Kurz, der Film versucht mit aller Gewalt ein Kultfilm zu werden. Aber so gerne man sich darauf einlassen würde, nichts stimmt: Das Weißblond der Agentin sieht nicht nach Postpunk aus, sondern wie Haarspray-Werbung, die lesbische Sexszene muss den Fantasien eines männlichen Kitschpornografen entsprungen sein. Til Schweiger tritt als Kontaktmann auf, der aus konstruierten Gründen für eine Schweizer Uhrenmarke arbeitet, wodurch es zum zweitpeinlichsten Product-Placement des Films kommt – neben der Vorliebe der MI6-Agentin für Stolichnaya auf Eis.
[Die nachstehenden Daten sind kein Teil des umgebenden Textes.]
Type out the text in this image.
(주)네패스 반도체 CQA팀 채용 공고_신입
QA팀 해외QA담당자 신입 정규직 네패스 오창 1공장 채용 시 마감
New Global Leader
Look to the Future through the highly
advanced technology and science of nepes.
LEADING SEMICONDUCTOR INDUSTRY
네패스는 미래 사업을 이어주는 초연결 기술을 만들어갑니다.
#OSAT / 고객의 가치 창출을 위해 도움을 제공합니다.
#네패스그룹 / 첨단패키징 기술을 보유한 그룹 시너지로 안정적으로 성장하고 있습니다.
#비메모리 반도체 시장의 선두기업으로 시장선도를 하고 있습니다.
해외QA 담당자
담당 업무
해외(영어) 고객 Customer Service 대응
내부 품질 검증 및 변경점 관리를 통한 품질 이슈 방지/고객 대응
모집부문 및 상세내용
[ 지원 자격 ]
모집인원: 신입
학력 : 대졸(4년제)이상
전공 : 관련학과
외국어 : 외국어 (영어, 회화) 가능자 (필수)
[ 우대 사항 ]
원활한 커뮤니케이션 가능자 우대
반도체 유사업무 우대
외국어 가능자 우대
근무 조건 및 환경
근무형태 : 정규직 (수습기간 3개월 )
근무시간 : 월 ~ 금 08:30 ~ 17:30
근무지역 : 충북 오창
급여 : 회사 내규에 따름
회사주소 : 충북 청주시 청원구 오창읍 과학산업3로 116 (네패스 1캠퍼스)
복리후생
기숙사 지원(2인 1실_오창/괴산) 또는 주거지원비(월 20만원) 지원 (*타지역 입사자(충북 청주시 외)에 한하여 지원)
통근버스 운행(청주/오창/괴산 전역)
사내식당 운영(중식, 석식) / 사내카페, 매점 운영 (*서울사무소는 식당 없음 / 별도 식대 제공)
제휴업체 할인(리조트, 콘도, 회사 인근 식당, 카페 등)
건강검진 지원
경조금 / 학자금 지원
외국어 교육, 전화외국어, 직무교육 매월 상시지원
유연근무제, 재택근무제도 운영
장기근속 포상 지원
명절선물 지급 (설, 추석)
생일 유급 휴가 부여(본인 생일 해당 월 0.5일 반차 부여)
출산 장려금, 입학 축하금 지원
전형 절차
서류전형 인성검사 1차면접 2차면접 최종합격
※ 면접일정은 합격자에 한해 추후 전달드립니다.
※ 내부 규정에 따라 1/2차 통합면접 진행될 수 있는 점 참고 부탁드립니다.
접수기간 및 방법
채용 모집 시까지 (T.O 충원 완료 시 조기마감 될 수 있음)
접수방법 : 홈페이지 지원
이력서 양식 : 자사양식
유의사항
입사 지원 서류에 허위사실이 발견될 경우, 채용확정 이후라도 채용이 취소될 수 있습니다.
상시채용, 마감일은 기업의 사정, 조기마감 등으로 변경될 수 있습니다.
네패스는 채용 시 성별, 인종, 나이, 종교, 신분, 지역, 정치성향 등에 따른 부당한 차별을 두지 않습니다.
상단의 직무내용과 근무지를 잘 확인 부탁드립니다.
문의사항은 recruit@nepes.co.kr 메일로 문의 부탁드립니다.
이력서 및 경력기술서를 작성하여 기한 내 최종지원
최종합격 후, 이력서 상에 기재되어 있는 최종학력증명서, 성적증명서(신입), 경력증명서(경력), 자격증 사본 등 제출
Im heutigen Berlin fragt man sich ja oft, was die internationale Crowd in der Stadt für eine Vorstellung von der Geschichte hat, die sich unter ihrem Pflaster ablagert. In Atomic Blonde sieht man eine Blockbuster-förmige Version dieser Vorstellung. So etwas sehr Verfremdetes, sehr Abstraktes könnte seine eigene Schönheit haben, wäre die Absicht dahinter nicht so spürbar. Ein besonders abgezockter Doppelagent (im Strickpollunder: James McAvoy) stirbt zum Beispiel mit den Worten: "Ich liebe dieses Scheiß-Berlin!" Und klingt dabei so überartikuliert und falsch wie die ganze Agentengeschichte.